WITH KARNATAKA in its kitty, Bharatiya Janata Party (BJP) is quick in seizing the initiative and proclaiming that this victory is nothing but a referendum on the performance of the United Progressive Alliance (UPA) government.
The party believes that this win, clearly signals that the people of India wants a change and they will embrace the Saffron Party during the next general elections.
But, is the victory in Karnataka, really a turning point in the run-up to the next general elections or is it another state election, which Congress should have won but it lost due to weak local organisation, factionalism and inability to offer a strong leader?
It is to be noted that the numbers of seats as well as vote share of the Congress has increased in this elections despite its drubbing at the hustings. To win this elections what the BJP did smartly, was to present itself as a wronged party, done in by Gowdas of JD(S). It presented a unified leadership before the people, symbolised by BS Yediyurappa, a Lingayat by caste, which itself was an astute move to make.
The distribution of tickets to the candidates was also done intelligibly with the BJP, giving tickets to Lingayats, Vokkaligas, SC and ST candidates. Winning ability of the prospective ticket seeker was given a great weightage while allotting the ticket.
All these and several more factors combined to give Karnataka the BJP. Lal Krishna Advani and Sushma Swaraj were quick in proclaiming that this indeed, is the case and if they have Karnataka, Delhi is not far.”
No doubt, BJP has been winning state after state in elections, but is it possible that these victories could mean that India has already decided to give the mandate to the Saffron Party? In the run-up to to the crucial general elections, it is important that party chief, Rajnath Singh and his team realise that the state elections and national elections are two different ball games.
To win the general elections on its own, the party will either have to rework the magic of its Hindutva brand of politics or look for ways to bring in the Muslims into the party fold. BJP has its strengths in term of strong organisation at grassroots, enough money power and a good team of leaders, who can think and execute the strategy.
But, the party is also handicapped by the fact that a large section of the Indian population does not have faith in it. Muslims constitute a huge electorate in the country and they influence the result of a large number of Loksabha seats but the party has failed to imbue trust in them.

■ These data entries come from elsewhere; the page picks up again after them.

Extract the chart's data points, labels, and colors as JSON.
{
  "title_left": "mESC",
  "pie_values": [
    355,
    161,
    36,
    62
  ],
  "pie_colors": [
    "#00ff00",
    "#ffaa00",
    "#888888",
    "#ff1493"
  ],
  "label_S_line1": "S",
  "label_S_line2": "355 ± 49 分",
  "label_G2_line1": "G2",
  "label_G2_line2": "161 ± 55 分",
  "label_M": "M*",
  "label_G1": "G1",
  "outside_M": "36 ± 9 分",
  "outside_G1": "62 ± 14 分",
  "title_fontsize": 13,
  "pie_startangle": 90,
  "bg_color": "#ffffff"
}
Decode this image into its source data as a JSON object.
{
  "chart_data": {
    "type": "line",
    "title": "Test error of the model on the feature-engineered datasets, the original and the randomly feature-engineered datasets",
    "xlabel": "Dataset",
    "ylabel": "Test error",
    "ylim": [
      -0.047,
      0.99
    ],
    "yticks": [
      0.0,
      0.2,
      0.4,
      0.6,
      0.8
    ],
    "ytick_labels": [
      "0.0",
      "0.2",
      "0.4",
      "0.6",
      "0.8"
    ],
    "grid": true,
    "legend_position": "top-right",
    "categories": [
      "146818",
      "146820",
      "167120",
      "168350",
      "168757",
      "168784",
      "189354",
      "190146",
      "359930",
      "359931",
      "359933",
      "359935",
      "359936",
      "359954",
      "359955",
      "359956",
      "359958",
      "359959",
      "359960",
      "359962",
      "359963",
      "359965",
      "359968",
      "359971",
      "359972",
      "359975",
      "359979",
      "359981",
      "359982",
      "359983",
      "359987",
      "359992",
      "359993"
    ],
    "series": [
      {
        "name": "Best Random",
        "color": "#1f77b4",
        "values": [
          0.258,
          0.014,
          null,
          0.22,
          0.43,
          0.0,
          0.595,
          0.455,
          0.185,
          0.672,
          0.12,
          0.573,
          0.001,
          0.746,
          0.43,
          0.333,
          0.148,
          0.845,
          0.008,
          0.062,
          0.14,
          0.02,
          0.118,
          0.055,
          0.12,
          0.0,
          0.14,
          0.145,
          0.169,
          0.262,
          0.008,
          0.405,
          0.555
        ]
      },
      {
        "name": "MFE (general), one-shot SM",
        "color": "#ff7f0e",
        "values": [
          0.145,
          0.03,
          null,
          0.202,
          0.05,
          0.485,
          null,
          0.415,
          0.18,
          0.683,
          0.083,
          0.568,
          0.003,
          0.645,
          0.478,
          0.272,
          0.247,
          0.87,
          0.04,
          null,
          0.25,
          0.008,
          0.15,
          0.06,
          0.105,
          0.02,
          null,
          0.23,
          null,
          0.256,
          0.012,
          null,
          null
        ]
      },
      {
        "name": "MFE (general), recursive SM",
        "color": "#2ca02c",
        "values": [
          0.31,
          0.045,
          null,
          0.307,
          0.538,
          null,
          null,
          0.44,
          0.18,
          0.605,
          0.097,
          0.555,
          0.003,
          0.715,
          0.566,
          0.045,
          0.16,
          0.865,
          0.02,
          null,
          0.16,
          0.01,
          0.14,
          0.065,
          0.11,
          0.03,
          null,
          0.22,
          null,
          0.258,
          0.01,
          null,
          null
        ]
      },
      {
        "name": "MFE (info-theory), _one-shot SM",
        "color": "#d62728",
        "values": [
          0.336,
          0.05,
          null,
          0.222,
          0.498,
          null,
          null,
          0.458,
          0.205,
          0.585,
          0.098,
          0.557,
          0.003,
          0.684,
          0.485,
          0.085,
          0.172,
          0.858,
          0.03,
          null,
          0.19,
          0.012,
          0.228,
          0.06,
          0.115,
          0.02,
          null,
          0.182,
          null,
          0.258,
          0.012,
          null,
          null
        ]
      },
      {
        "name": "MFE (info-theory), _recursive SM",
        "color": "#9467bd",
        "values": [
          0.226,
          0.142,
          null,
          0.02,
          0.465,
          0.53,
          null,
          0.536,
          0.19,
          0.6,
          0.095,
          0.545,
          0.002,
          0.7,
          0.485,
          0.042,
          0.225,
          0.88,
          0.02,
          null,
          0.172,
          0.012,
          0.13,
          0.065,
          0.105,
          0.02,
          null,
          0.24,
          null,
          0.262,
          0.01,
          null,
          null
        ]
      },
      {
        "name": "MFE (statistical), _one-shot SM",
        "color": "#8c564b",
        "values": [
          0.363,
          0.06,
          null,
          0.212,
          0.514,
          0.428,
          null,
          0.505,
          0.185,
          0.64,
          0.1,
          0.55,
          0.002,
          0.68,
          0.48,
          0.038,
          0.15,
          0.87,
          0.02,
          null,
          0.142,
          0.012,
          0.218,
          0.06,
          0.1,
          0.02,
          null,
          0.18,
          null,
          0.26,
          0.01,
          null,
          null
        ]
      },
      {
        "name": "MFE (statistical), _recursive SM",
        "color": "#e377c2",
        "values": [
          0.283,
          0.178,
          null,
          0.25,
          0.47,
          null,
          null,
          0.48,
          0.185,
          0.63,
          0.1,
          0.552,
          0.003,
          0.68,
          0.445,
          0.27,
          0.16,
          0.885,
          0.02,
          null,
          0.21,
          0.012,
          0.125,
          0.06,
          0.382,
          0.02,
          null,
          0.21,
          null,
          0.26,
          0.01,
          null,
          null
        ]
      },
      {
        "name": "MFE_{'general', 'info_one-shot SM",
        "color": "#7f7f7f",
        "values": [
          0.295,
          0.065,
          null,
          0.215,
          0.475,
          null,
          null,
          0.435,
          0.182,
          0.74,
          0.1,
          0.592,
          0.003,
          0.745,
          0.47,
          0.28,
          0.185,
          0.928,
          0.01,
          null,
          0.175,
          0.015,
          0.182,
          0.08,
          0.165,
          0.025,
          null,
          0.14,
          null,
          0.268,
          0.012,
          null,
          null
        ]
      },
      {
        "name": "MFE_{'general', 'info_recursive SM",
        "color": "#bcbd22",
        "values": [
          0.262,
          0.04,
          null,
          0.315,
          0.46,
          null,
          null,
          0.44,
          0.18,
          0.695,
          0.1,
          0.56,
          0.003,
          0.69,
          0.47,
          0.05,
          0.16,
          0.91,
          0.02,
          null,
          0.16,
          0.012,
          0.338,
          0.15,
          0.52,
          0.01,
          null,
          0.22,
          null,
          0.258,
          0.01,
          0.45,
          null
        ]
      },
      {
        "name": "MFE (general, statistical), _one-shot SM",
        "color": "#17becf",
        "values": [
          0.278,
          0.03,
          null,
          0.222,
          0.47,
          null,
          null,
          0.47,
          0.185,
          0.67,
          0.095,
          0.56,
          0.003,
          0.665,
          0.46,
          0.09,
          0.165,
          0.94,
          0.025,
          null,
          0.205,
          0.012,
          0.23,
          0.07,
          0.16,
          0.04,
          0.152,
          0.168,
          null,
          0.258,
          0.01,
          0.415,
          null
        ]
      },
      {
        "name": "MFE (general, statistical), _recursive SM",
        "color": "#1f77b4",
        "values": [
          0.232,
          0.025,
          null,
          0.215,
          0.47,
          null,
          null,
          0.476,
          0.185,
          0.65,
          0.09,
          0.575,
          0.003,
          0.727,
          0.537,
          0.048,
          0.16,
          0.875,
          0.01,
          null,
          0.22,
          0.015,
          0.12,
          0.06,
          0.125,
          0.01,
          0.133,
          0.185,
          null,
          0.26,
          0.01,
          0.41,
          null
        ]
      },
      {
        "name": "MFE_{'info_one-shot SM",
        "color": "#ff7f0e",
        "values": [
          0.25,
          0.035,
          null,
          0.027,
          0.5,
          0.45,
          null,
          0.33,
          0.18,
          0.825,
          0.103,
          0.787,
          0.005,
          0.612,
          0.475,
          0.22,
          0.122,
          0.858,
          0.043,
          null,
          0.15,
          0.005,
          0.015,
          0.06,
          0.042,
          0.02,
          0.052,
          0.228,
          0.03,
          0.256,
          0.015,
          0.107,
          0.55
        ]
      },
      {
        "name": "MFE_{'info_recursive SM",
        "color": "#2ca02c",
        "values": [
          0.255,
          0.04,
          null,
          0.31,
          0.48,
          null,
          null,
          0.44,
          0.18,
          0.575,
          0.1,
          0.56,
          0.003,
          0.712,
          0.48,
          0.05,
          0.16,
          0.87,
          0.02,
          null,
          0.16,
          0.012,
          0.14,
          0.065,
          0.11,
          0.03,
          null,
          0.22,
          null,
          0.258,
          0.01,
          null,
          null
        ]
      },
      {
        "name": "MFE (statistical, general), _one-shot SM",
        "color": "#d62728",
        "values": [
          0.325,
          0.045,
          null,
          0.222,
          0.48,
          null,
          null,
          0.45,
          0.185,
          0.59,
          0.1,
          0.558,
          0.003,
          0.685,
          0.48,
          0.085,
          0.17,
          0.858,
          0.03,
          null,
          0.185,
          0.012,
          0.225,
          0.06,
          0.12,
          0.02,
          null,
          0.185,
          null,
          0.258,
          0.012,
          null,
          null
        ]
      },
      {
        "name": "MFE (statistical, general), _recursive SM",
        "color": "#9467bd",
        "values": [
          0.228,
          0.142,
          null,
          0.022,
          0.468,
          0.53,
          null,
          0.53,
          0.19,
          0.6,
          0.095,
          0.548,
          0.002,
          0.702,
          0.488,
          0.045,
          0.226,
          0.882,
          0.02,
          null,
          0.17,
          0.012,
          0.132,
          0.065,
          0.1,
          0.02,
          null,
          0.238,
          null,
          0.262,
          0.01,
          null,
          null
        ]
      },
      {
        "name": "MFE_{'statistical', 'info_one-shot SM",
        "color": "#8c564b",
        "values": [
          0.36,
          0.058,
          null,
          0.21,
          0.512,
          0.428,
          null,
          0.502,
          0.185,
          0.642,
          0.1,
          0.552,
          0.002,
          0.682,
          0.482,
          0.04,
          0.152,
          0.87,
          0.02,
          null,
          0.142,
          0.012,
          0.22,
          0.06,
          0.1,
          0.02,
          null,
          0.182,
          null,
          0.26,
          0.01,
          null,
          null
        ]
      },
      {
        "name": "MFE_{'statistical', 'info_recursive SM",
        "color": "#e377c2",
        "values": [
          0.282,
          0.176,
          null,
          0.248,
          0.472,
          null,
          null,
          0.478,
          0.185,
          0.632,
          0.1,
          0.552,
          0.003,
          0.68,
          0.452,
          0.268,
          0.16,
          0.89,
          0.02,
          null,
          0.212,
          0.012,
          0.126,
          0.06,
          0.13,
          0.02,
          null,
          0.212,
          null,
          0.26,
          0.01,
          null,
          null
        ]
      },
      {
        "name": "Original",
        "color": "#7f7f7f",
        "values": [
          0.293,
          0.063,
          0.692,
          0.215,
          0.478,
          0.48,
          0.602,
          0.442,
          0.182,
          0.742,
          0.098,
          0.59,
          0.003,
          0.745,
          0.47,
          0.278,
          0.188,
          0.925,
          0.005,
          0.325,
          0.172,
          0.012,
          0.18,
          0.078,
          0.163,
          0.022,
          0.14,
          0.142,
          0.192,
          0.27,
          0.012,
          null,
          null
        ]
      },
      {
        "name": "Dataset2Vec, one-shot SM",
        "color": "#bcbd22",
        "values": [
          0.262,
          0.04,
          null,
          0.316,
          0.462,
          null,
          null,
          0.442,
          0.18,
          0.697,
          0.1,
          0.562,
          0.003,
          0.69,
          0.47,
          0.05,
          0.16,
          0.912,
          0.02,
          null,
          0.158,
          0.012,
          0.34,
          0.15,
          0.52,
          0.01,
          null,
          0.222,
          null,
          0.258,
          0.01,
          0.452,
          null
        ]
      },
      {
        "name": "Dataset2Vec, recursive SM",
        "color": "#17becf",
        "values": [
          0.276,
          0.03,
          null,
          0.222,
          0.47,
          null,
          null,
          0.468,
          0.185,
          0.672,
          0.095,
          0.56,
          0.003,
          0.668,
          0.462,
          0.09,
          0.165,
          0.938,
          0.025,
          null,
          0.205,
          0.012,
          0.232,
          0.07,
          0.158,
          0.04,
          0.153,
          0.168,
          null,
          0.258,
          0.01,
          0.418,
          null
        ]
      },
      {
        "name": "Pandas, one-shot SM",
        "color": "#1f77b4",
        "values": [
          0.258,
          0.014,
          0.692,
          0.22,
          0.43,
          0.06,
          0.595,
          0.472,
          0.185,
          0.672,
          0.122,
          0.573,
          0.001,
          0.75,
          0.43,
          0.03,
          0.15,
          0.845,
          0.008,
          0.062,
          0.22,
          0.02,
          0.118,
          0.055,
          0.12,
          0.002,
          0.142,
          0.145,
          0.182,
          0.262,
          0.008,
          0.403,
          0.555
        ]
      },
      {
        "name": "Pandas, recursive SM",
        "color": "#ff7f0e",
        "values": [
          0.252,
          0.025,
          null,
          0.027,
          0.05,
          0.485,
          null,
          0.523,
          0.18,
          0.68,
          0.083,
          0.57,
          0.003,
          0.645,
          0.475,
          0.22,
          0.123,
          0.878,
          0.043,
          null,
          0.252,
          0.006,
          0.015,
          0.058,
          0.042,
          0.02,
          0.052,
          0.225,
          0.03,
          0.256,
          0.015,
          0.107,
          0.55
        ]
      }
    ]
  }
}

In addition, a recent survey by a leading media house reports that the country is satisfied with the performance of the UPA government. It thus, appears a paradox that while Congress is losing elections, still its performance at the Centre is being appreciated by people.
Congress has been able to provide a stable government, while offering great populist measures including farm-loans waiver, reservation to Other Backward Classes (OBC) in higher education, proposing to stand as guarantor for education loans and so on.
If BJP concludes that victory in Karnataka means Delhi has been captured, it has caught the wrong end of the stick. It could be a re-run of the ’India Shining’ campaign, which was launched prior to last general elections and resulted in the Vajpayee-led National Democratic Alliance (NDA) getting defeated.